Dengan demikian, utang luar negeri jadi beban tambahan lagi bagi rakyat yang memang sangat sudah menderita. Sialnya, semua hutang-hutang itu dilakukan secara resmi, legal dan sah, oleh satu pihak yang mengatasnamakan diri sebagai pemerintah.
Para teknokrat neoliberalisme yang menjadi mazhab resmi negara selalu menimbun utang untuk membuat Indonesia tergantung kepada asing tanpa pernah bisa lepas. Kalau syariat zakat dipaksa-paksa untuk berperan mengentaskan masalah kemiskinan di negeri ini, tentu saja ini sebuah pemerkosaan atas agama. Sebab zakat tidak pernah didesain untuk mengatasi kemiskinan di negeri yang sistem ekonominya rusak parah seperti ini.
Kita tidak boleh membebani zakat dengan tugas-tugas di luar kemampuannya. Kita tidak bisa memaksa mobil mewah yang kita punya untuk bisa terbang ke angkasa. Meski mobil itu mahal harganya dengan merk terkenal, tetapi biar bagaimana pun yang namanya mobil tidak pernah didesain untuk bisa terbang.
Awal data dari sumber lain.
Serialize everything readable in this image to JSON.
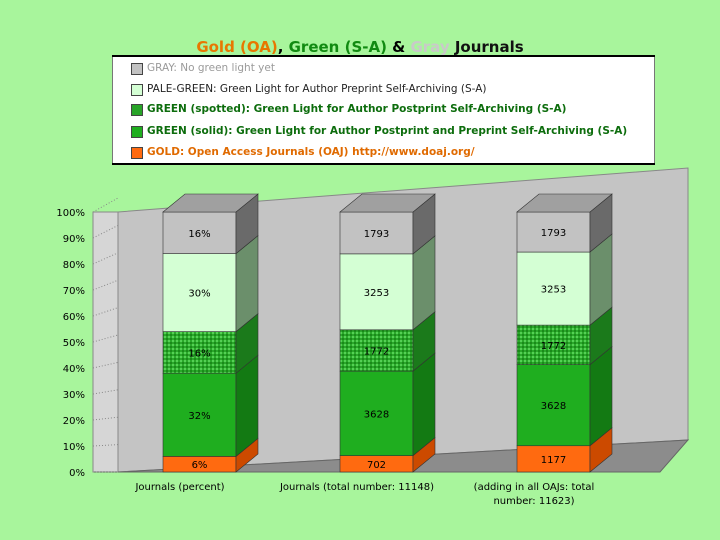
{
  "chart_data": {
    "type": "bar",
    "stacked": true,
    "title_parts": [
      {
        "text": "Gold (OA)",
        "color": "#e87700"
      },
      {
        "text": ", ",
        "color": "#000000"
      },
      {
        "text": "Green (S-A)",
        "color": "#118a11"
      },
      {
        "text": " & ",
        "color": "#000000"
      },
      {
        "text": "Gray",
        "color": "#c9c9c9"
      },
      {
        "text": " Journals",
        "color": "#111111"
      }
    ],
    "categories": [
      {
        "line1": "Journals (percent)",
        "line2": ""
      },
      {
        "line1": "Journals (total number: 11148)",
        "line2": ""
      },
      {
        "line1": "(adding in all OAJs: total",
        "line2": "number: 11623)"
      }
    ],
    "ylim": [
      0,
      100
    ],
    "yticks": [
      "0%",
      "10%",
      "20%",
      "30%",
      "40%",
      "50%",
      "60%",
      "70%",
      "80%",
      "90%",
      "100%"
    ],
    "series": [
      {
        "name": "GOLD",
        "legend": "GOLD: Open Access Journals (OAJ) http://www.doaj.org/",
        "bold": true,
        "color": "#ff6a10",
        "side": "#cc4a00",
        "top": "#ff8a40",
        "values": [
          6,
          6.3,
          10.1
        ],
        "labels": [
          "6%",
          "702",
          "1177"
        ]
      },
      {
        "name": "GREEN (solid)",
        "legend": "GREEN (solid): Green Light for Author Postprint and Preprint Self-Archiving (S-A)",
        "bold": true,
        "color": "#1fae1f",
        "side": "#137a13",
        "top": "#33c433",
        "values": [
          32,
          32.5,
          31.2
        ],
        "labels": [
          "32%",
          "3628",
          "3628"
        ]
      },
      {
        "name": "GREEN (spotted)",
        "legend": "GREEN (spotted): Green Light for Author Postprint Self-Archiving (S-A)",
        "bold": true,
        "color": "#28a428",
        "side": "#1b7a1b",
        "top": "#40c040",
        "pattern": true,
        "values": [
          16,
          15.9,
          15.2
        ],
        "labels": [
          "16%",
          "1772",
          "1772"
        ]
      },
      {
        "name": "PALE-GREEN",
        "legend": "PALE-GREEN: Green Light for Author Preprint Self-Archiving (S-A)",
        "bold": false,
        "color": "#d4ffd4",
        "side": "#6b8f6b",
        "top": "#e9ffe9",
        "values": [
          30,
          29.2,
          28.1
        ],
        "labels": [
          "30%",
          "3253",
          "3253"
        ]
      },
      {
        "name": "GRAY",
        "legend": "GRAY: No green light yet",
        "bold": false,
        "color": "#c2c2c2",
        "side": "#6a6a6a",
        "top": "#a0a0a0",
        "values": [
          16,
          16.1,
          15.4
        ],
        "labels": [
          "16%",
          "1793",
          "1793"
        ]
      }
    ]
  }
}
Kita butuh pesawat terbang untuk naik ke angkasa, dan bukan dengan mobil.
Kita butuh perbaikan sistem ekonomi negara dulu untuk keluar dari jerat kemiskinan, dan jangan bebankan semua itu kepada zakat.
Selama mazhab ekonomi Indonesia masih mengagungkan kapitalisme predator yang telah membawa kemelaratan bagi bangsa ini menjadi kemiskinan abadi, maka ekonomi negara ini masih sakit. Dalam keadaan sakit parah ini, zakat bukan obat yang tepat. Kalau pun dipaksakan dan hasilnya tidak kelihatan, bukan karena obatnya tidak mempan, tetapi memang salah minum obat.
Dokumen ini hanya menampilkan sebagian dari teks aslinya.